Please post compiled code
When you submit questions, make sure they compile!
Learn Haskell not How to Write C in Haskell
The way everything is done in different languages ββcan vary greatly, especially when you cross a section from imperative to functional, or changeable to immutable, or strict, so that lazy or implicit listing in explicit or manually managed memory for garbage collection, you cross all these divisions.
If your task is to learn Haskell, you start from the wrong point. If your task is to study mutable vectors / arrays in Haskell, then you need to learn more about the basics to appreciate the nuances. If your task is to mock Haskell for having poor array support, you would have a very simple time before Roman comes and does the Vector package - this is my way of saying: don't look at Haskell Array Look at Vector s only.
OK, what is the solution?
We will use the Vector package for our arrays and the ST monad for mutable operations (your first marker point):
import qualified Data.Vector.Unboxed.Mutable as M import qualified Data.Vector.Unboxed as V import Control.Monad.ST import Control.Monad
Your main function takes two vectors and returns a float. We start by getting mutable array references using thaw and use a simple fold so we can flip our array references.

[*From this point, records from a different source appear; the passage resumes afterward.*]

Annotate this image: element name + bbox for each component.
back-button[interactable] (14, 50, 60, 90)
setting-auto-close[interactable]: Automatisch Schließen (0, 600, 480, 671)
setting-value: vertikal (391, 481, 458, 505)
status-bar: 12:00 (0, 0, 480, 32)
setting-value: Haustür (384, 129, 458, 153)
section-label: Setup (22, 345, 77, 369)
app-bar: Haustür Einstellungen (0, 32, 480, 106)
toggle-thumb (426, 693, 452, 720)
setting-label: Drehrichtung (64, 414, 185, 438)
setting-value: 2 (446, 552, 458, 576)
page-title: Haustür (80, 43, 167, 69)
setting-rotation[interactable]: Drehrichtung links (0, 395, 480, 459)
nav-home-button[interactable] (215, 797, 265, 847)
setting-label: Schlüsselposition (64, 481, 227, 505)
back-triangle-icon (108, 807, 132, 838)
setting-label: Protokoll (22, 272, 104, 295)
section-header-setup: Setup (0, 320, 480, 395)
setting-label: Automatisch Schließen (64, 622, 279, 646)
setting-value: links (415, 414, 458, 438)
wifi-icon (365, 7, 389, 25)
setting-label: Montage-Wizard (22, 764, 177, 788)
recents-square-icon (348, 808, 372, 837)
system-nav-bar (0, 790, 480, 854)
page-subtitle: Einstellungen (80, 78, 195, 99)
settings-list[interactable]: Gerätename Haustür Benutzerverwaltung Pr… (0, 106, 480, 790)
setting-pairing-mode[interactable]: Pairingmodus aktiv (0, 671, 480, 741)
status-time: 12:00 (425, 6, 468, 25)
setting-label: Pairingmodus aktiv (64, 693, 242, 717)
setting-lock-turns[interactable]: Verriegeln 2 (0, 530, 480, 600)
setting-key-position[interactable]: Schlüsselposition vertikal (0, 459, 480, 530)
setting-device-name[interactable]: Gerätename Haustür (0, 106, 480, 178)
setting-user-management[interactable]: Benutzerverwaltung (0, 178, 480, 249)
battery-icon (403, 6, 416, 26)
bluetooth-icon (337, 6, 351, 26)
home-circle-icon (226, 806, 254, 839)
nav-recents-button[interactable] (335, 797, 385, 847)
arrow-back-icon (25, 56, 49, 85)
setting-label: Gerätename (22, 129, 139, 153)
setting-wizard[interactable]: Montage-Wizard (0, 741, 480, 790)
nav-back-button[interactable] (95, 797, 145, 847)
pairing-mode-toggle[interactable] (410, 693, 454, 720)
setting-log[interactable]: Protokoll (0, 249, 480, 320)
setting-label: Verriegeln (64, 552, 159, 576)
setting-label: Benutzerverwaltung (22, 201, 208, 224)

someFunc :: V.Vector Float -> V.Vector Float -> Float someFunc arrA arrB = runST $ do -- Obtain mutable copies of the arrays mA <- V.thaw arrA mB <- V.thaw arrB (mA', mB') <- foldM op (mA, mB) [1..n-1] -- for(i = 1 ; i < n; i++) M.read mA' 0 where n = min (V.length arrA) (V.length arrB)
The inner for loop is contained in op . It just does some simple reads from arrays and writes a new value. It should return two arrays to the tuple; the tuple is flipped at each iteration to get the same semantics of your mutable pointers (second dot):
op (mA, mB) i = do forM_ [0..ni-1] $ \j -> do v1 <- M.read mA j v2 <- M.read mB (j+1) M.write mB j (someFn ij v1 v2) return (mB, mA)
According to your third point, the binding of the inner loop changes depending on the exit loop.
Just to compile the executable program, we will include main:
someFn ij f1 f2 = f1 + fromIntegral i + fromIntegral j - f2 main = print $ someFunc (V.fromList [1..10]) (V.fromList [0..9])
This is for educational purposes only. I have not tested this, it should be morally the same as your C, but it may be disabled alone in the loop or have other trivial differences.